What I’ve been reading

1. Tim Lee, Jamie Lee, and Kevin Coldiron, The Rise of Carry: The Dangerous Consequences of Volatility Suppression and the New Financial Order of Decaying Growth and Recurring Crisis.  If you are looking for the most current version of Austrian Business Cycle theory, this is it.  Doesn’t mean it is right.

2. Abigail Tucker, Mom Genes: Inside the New Science of Our Ancient Maternal Instinct.  These days this science has an inevitably politically incorrect feel, in any case this is a good book for anyone contemplating or experiencing motherhood, or otherwise tied up in that whole set of issues.  That includes social scientists, too.

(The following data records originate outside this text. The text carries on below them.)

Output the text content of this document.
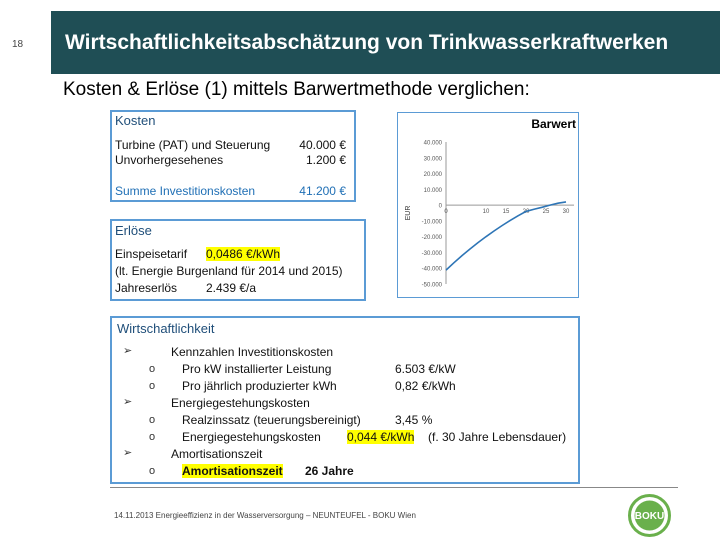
18	Wirtschaftlichkeitsabschätzung von Trinkwasserkraftwerken
Kosten & Erlöse (1) mittels Barwertmethode verglichen:
Kosten
Turbine (PAT) und Steuerung 40.000 €
Unvorhergesehenes	1.200 €
Summe Investitionskosten	41.200 €
Erlöse
Einspeisetarif 0,0486 €/kWh
(lt. Energie Burgenland für 2014 und 2015)
Jahreserlös 2.439 €/a
Barwert
40.000
30.000
20.000
10.000
0
-10.000
-20.000
-30.000
-40.000
-50.000
0	10 15 20 25 30
EUR
Wirtschaftlichkeit
➢	Kennzahlen Investitionskosten
o Pro kW installierter Leistung	6.503 €/kW
o Pro jährlich produzierter kWh	0,82 €/kWh
➢	Energiegestehungskosten
o Realzinssatz (teuerungsbereinigt)	3,45 %
o Energiegestehungskosten 0,044 €/kWh (f. 30 Jahre Lebensdauer)
➢	Amortisationszeit
o Amortisationszeit 26 Jahre
14.11.2013 Energieeffizienz in der Wasserversorgung – NEUNTEUFEL - BOKU Wien	BOKU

3. Richard Holmes, The Age of Wonder: How the Romantic Generation Discovered the Beauty and Terror of Science.  A better book than it subtitle indicates, it has very good treatments of the role of Humphry Davy in British chemistry, William and Caroline Herschel, and the overall import of Joseph Banks for many decades, among other related topics.

4. Ritchie Robertson, The Enlightenment: The Pursuit of Happiness 1680-1790.  This tome offers 780 pp. about the Enlightenment, how unhappy can you be?  This book is a well-done introduction, yet perhaps for my knowledge level it spends too much time regurgitating general truths.  I am happy to recommend it to people less interested than I am in reading the primary sources.

I have read the first one hundred pages of Louis Menand, The Free World: Art and Thought in the Cold War, a lengthy book due out in April, and my physical review copy just arrived.

I have not had time to read Sean McMeekin’s Stalin’s War: A New History of World War II, but it is of possible interest.

I have not had time to read Rachel Holmes’s Sylvia Pankhurst: Natural Born Rebel, about the suffragette movement and one of its leaders, but its 840 pp. would appear to be a major achievement with no comparable competitor.